The LabMD ruling made no mention of FTC v. Wyndham Worldwide, in which the 3rd Circuit Court of Appeals affirmed the FTC’s ability to prosecute certain substandard cybersecurity practices as Section 5 violations.

The LabMD decision exposed what was “an amorphous enforcement” of Section 5 as it relates to cybersecurity, said Aloke Chakravarty, who co-chairs Snell & Wilmer’s white collar defense and investigations practice group in Denver. “[The FTC] did not exercise their authority with enough specificity to justify this broad injunctive relief they asked for,” Chakravarty said. 

But legal departments shouldn’t read the LabMD decision to say that the FTC lacked the jurisdiction to act against LabMD, he added. “Because the court assumed, but didn’t decide, that the FTC does have the authority here, where regulations aren’t clear, companies should assume that administrative agencies are going to exercise jurisdiction in cybersecurity,” Chakravarty said.

Chakravarty noted that the LabMD case is an outlier in which the defendant continued to fight the FTC’s Section 5 claims. The vast majority of such cases have resolved without litigation — a trend Chakravarty expects to continue for the foreseeable future.

Still, FTC v. LabMD appears to complicate the landscape of federal cybersecurity regulation.

“There’s a lot of uncertainty among [cybersecurity law] practitioners about exactly what this means,” said Austin Chambers, an associate at Lewis Bess Williams & Weese in Denver. It can be assumed that the FTC will still have the authority to enforce Section 5 violations in the cybersecurity space, but the LabMD decision might limit what remedies the commission can order a company to implement, he added.

As significant as the decision is, it may not prompt companies to adjust what they’re already doing in regard to data security and privacy for the time being, Chambers said. It won’t change the fact that they need to maintain reasonable data security standards, which isn’t just their obligation to the FTC but also state statutes and more-specific industry regulations like HIPAA. The LabMD decision is limited to what the FTC can or can’t do. “It’s more I think that it potentially reduces how effective the FTC can be as a cop on this beat,” he said.

So far it’s an open question whether the FTC will seek en banc or even U.S. Supreme Court review of the decision.

Chakravarty said that even aside from the FTC’s setback in LabMD, it is unlikely that the federal government will become more aggressive in cybersecurity enforcement for now.

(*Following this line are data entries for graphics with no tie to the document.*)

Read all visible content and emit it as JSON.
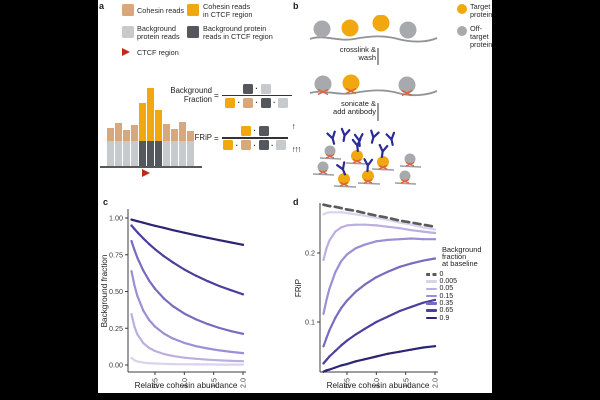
{
  "colors": {
    "canvas": "#000000",
    "paper": "#ffffff",
    "tan": "#d9a77c",
    "orange": "#f0a80e",
    "light_gray": "#c6cacc",
    "dark_gray": "#54585c",
    "red": "#c4271b",
    "crosslink_red": "#e0603a",
    "antibody_blue": "#2b2a96",
    "genome_gray": "#909497",
    "gray_protein": "#a7a9ac"
  },
  "panels": {
    "a": {
      "label": "a",
      "legend": [
        {
          "label": "Cohesin reads"
        },
        {
          "label": "Cohesin reads\nin CTCF region"
        },
        {
          "label": "Background\nprotein reads"
        },
        {
          "label": "Background protein\nreads in CTCF region"
        },
        {
          "label": "CTCF region"
        }
      ],
      "pileup": {
        "bars": [
          {
            "type": "flank",
            "base": 25,
            "cap": 13
          },
          {
            "type": "flank",
            "base": 25,
            "cap": 18
          },
          {
            "type": "flank",
            "base": 25,
            "cap": 11
          },
          {
            "type": "flank",
            "base": 25,
            "cap": 16
          },
          {
            "type": "peak",
            "base": 25,
            "cap": 38
          },
          {
            "type": "peak",
            "base": 25,
            "cap": 53
          },
          {
            "type": "peak",
            "base": 25,
            "cap": 31
          },
          {
            "type": "flank",
            "base": 25,
            "cap": 17
          },
          {
            "type": "flank",
            "base": 25,
            "cap": 12
          },
          {
            "type": "flank",
            "base": 25,
            "cap": 19
          },
          {
            "type": "flank",
            "base": 25,
            "cap": 10
          }
        ]
      },
      "formulas": {
        "background_fraction": {
          "label": "Background\nFraction",
          "equals": "="
        },
        "frip": {
          "label": "FRiP",
          "equals": "=",
          "numerator_arrow": "↑",
          "denominator_arrow": "↑↑↑"
        },
        "dot": "·"
      }
    },
    "b": {
      "label": "b",
      "legend": [
        {
          "label": "Target\nprotein"
        },
        {
          "label": "Off-target\nprotein"
        }
      ],
      "steps": [
        {
          "label": "crosslink &\nwash"
        },
        {
          "label": "sonicate &\nadd antibody"
        }
      ]
    },
    "c": {
      "label": "c"
    },
    "d": {
      "label": "d"
    }
  },
  "legend": {
    "title": "Background\nfraction\nat baseline",
    "entries": [
      {
        "label": "0",
        "color": "#5b5b5b",
        "dashed": true
      },
      {
        "label": "0.005",
        "color": "#d9d3ee",
        "dashed": false
      },
      {
        "label": "0.05",
        "color": "#bcaee2",
        "dashed": false
      },
      {
        "label": "0.15",
        "color": "#9e8ed5",
        "dashed": false
      },
      {
        "label": "0.35",
        "color": "#7b6abf",
        "dashed": false
      },
      {
        "label": "0.65",
        "color": "#4c3f9d",
        "dashed": false
      },
      {
        "label": "0.9",
        "color": "#2c2573",
        "dashed": false
      }
    ]
  },
  "chart_data": [
    {
      "id": "c",
      "type": "line",
      "title": "",
      "xlabel": "Relative cohesin abundance",
      "ylabel": "Background fraction",
      "xlim": [
        0.05,
        2.05
      ],
      "ylim": [
        0,
        1.05
      ],
      "grid": false,
      "x": [
        0.1,
        0.15,
        0.2,
        0.3,
        0.4,
        0.5,
        0.65,
        0.8,
        1.0,
        1.2,
        1.4,
        1.6,
        1.8,
        2.0
      ],
      "xticks": [
        {
          "v": 0.5,
          "label": "0.5"
        },
        {
          "v": 1.0,
          "label": "1.0"
        },
        {
          "v": 1.5,
          "label": "1.5"
        },
        {
          "v": 2.0,
          "label": "2.0"
        }
      ],
      "yticks": [
        {
          "v": 0,
          "label": "0.00"
        },
        {
          "v": 0.25,
          "label": "0.25"
        },
        {
          "v": 0.5,
          "label": "0.50"
        },
        {
          "v": 0.75,
          "label": "0.75"
        },
        {
          "v": 1.0,
          "label": "1.00"
        }
      ],
      "series": [
        {
          "name": "0.005",
          "color": "#d9d3ee",
          "dashed": false,
          "values": [
            0.048,
            0.032,
            0.024,
            0.016,
            0.012,
            0.01,
            0.008,
            0.006,
            0.005,
            0.004,
            0.004,
            0.003,
            0.003,
            0.003
          ]
        },
        {
          "name": "0.05",
          "color": "#bcaee2",
          "dashed": false,
          "values": [
            0.345,
            0.26,
            0.208,
            0.149,
            0.116,
            0.095,
            0.075,
            0.062,
            0.05,
            0.042,
            0.036,
            0.032,
            0.028,
            0.026
          ]
        },
        {
          "name": "0.15",
          "color": "#9e8ed5",
          "dashed": false,
          "values": [
            0.638,
            0.541,
            0.469,
            0.37,
            0.306,
            0.261,
            0.214,
            0.181,
            0.15,
            0.128,
            0.112,
            0.099,
            0.089,
            0.081
          ]
        },
        {
          "name": "0.35",
          "color": "#7b6abf",
          "dashed": false,
          "values": [
            0.843,
            0.782,
            0.729,
            0.642,
            0.574,
            0.519,
            0.453,
            0.402,
            0.35,
            0.31,
            0.278,
            0.252,
            0.23,
            0.212
          ]
        },
        {
          "name": "0.65",
          "color": "#4c3f9d",
          "dashed": false,
          "values": [
            0.949,
            0.925,
            0.903,
            0.861,
            0.823,
            0.788,
            0.741,
            0.699,
            0.65,
            0.607,
            0.57,
            0.537,
            0.508,
            0.481
          ]
        },
        {
          "name": "0.9",
          "color": "#2c2573",
          "dashed": false,
          "values": [
            0.989,
            0.984,
            0.978,
            0.968,
            0.957,
            0.947,
            0.933,
            0.918,
            0.9,
            0.882,
            0.865,
            0.849,
            0.833,
            0.818
          ]
        }
      ]
    },
    {
      "id": "d",
      "type": "line",
      "title": "",
      "xlabel": "Relative cohesin abundance",
      "ylabel": "FRiP",
      "xlim": [
        0.05,
        2.05
      ],
      "ylim": [
        0.02,
        0.28
      ],
      "grid": false,
      "x": [
        0.1,
        0.15,
        0.2,
        0.3,
        0.4,
        0.5,
        0.65,
        0.8,
        1.0,
        1.2,
        1.4,
        1.6,
        1.8,
        2.0
      ],
      "xticks": [
        {
          "v": 0.5,
          "label": "0.5"
        },
        {
          "v": 1.0,
          "label": "1.0"
        },
        {
          "v": 1.5,
          "label": "1.5"
        },
        {
          "v": 2.0,
          "label": "2.0"
        }
      ],
      "yticks": [
        {
          "v": 0.1,
          "label": "0.1"
        },
        {
          "v": 0.2,
          "label": "0.2"
        }
      ],
      "series": [
        {
          "name": "0.005",
          "color": "#d9d3ee",
          "dashed": false,
          "values": [
            0.256,
            0.258,
            0.259,
            0.259,
            0.259,
            0.258,
            0.256,
            0.254,
            0.251,
            0.248,
            0.244,
            0.241,
            0.237,
            0.234
          ]
        },
        {
          "name": "0.05",
          "color": "#bcaee2",
          "dashed": false,
          "values": [
            0.19,
            0.207,
            0.218,
            0.231,
            0.237,
            0.24,
            0.241,
            0.241,
            0.24,
            0.238,
            0.236,
            0.233,
            0.231,
            0.229
          ]
        },
        {
          "name": "0.15",
          "color": "#9e8ed5",
          "dashed": false,
          "values": [
            0.112,
            0.132,
            0.148,
            0.172,
            0.188,
            0.198,
            0.207,
            0.212,
            0.217,
            0.219,
            0.22,
            0.221,
            0.22,
            0.22
          ]
        },
        {
          "name": "0.35",
          "color": "#7b6abf",
          "dashed": false,
          "values": [
            0.065,
            0.077,
            0.088,
            0.106,
            0.12,
            0.131,
            0.144,
            0.154,
            0.165,
            0.173,
            0.18,
            0.185,
            0.189,
            0.192
          ]
        },
        {
          "name": "0.65",
          "color": "#4c3f9d",
          "dashed": false,
          "values": [
            0.04,
            0.045,
            0.05,
            0.058,
            0.066,
            0.073,
            0.082,
            0.09,
            0.1,
            0.108,
            0.116,
            0.122,
            0.128,
            0.132
          ]
        },
        {
          "name": "0.9",
          "color": "#2c2573",
          "dashed": false,
          "values": [
            0.028,
            0.03,
            0.031,
            0.034,
            0.037,
            0.039,
            0.043,
            0.046,
            0.05,
            0.054,
            0.057,
            0.06,
            0.063,
            0.065
          ]
        },
        {
          "name": "0",
          "color": "#5b5b5b",
          "dashed": true,
          "values": [
            0.27,
            0.269,
            0.268,
            0.267,
            0.265,
            0.263,
            0.261,
            0.258,
            0.254,
            0.251,
            0.247,
            0.244,
            0.241,
            0.238
          ]
        }
      ]
    }
  ]
}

Reasons for that include the continued lack of a federal data breach statute and the relaxed federal regulatory environment.

But that might leave an opening for state regulators and attorneys general to get more involved, he said. “They will be playing a much larger role in enforcement of this undefined space.”

This legislative session, Colorado enacted a bill that installs some of the most robust breach notification requirements in the U.S. It also underscores how the new Colorado Attorney General — whoever that is after November’s election — “has room to be the primary watchdog in cybersecurity” in the state, Chakravarty said.